Sunday, March 21, 2010

Inconstant Spring

Inconstant everything, it seems. Yesterday was the first day of spring, and after a whole week of decent, warm, sunny weather, winter gave us a parting bite.

Fortunately, here in Jeff City we missed having any accumulation of snow, although towns not too far away got a couple of inches. No, we only got dreary, cold rain, and in midafternoon it changed to sleet—sloppy, wet ice pellets thrashing down from above. The ground was too warm for it to collect.

As the sleet fell, we were driving around town getting some items at Lowe’s and K-mart. Cat litter, some batteries, more contact lens cleaner, and things even more boring than that, plus a little flat of pansies for the front planters. (Remember, tomorrow is Edna Day!)

The sleet collected in the corners of the windshield, making fogged-up patches on the inside. With it coming down like that, it turned our routine shopping into more of a chore. Especially the parts where we hurried to stuff our new acquisitions into the car.

I am however grateful for the brief ferocity of the sleet, which continued during the only time I was outside, because I didn’t want to be tempted to look too closely at my recent accomplishment: the cleaned-out flower bed in the terrace over our retaining wall.

That was one of my big yardwork achievement this week. I might have put it off a few days longer, but news from our accountant late Monday morning made me so agitated I couldn’t sit staring at a computer anymore, so in three hours that afternoon I cleared out the dried-up biomass from this entire garden. And that is a chore.

But when I was done, I felt very satisfied. The mental agitation had served me well, because the whole thing had gotten done in record time. And the difference in the garden is astonishing, visually. I didn’t take any “before” pictures, but last summer this whole area had been covered with grasses and coneflowers, peonies, irises, columbines, daylilies, and much more.

And it’s always a race in February and early March to get this bed cleared out before the daffodils, bloodroots, and others get too high and fragile. So this year, I did pretty good.

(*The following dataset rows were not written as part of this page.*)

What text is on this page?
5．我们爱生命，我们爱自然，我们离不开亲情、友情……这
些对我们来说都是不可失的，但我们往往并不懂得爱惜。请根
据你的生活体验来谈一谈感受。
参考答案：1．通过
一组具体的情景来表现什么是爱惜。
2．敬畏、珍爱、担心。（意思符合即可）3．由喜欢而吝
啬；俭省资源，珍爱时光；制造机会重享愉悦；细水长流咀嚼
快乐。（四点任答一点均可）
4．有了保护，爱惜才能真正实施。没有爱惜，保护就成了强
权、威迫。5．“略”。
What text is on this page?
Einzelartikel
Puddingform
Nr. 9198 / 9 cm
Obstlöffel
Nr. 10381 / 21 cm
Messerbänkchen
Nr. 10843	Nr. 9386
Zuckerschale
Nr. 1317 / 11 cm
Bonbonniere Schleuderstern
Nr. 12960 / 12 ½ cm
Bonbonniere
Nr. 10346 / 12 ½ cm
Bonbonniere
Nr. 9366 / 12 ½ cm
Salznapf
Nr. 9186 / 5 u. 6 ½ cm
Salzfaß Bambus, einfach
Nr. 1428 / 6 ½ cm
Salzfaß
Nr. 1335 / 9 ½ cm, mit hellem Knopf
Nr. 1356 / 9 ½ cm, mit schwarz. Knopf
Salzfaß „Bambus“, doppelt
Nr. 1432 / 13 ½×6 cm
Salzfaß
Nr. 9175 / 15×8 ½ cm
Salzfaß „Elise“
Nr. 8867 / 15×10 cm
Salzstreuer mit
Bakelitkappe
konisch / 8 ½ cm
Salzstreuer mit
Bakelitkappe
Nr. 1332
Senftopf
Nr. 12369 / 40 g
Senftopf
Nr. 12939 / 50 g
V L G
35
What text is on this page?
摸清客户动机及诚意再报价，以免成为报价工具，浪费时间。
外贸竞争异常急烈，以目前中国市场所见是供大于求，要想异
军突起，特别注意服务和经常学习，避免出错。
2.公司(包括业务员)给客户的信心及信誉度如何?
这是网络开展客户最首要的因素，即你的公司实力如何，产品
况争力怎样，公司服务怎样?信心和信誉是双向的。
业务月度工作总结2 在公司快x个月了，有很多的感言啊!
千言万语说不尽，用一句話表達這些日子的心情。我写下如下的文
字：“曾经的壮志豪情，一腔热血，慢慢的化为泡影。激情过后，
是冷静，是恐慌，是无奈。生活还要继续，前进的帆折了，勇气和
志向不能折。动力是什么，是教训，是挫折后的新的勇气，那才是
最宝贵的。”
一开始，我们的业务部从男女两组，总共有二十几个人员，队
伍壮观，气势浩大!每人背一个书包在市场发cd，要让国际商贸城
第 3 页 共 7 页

It is nice to see all the shoots coming up, the red peony buds, the little green triangles of new iris leaves, the little tufts of star-of-Bethlehem, and the paradoxically pinkish-green new growth of the columbines.

And of course with it opened up again, it is easy to see the garter snakes who live in this area. As with other parts of our yard, they love to sunbathe and hunt for bugs on this terrace. I think at least a few of them overwintered in burrows under the rocks in this bed. I’ve been enjoying them as they emerge from hibernation.

All week now, since I cleared out the bed, I’ve been attracted to it. Whenever I go outside for something, even just getting in and out of the car, I walk over to the wall and peer around, enjoying the view of new growth, and looking for those cute snakes. And I usually see one or two.

There’s been one, in particular, that’s remarkable. It’s a smaller garter snake, and the first time I saw him (it could be a “her”; I don’t know), he was in a loose curl under a rock ledge. He was slow. I poked him gently and he suddenly writhed, opened his pink mouth wide, and waved his gaping head all around, like a blind snake vowing to strike everywhere at once.

Maybe he was cold, or maybe in need of shedding. I don’t know. But I let him be. I’ve seen him a few times since then. The garter snakes are so tame in early spring, when they’re getting used to the new year, at the borderline of “just warm enough to be active,” and it seems like they haven’t had their coffee yet. I took some pictures of the little guy.

But Friday afternoon, I discovered him in the street. Unmarked, apparently uninjured, but dead. It’s a mystery. Did a snake-phobic, ignorant, hateful passerby spy him and fling him hard onto the pavement? Or did he get himself out into the street, then get injured just bad enough to do him in? Did a neighbor cat get him?

I was saddened, whatever happened. I picked him up and positioned him back next to the rocks that were his home and refuge. I am hoping that, well, an opossum or some other critter will happen by in the night and decide that a freshly deceased garter snake is good eatin’.

But I didn’t look out there today, because it would have made me sadder if I’d seen him exposed there by the rock, so still, even for a snake, a wet black ribbon, staring at the rainclouds, collecting sleet in the folds of his body.

How quickly everything can change, from hibernation to life to death, and from winter to spring to winter . . . to soon it will be spring again.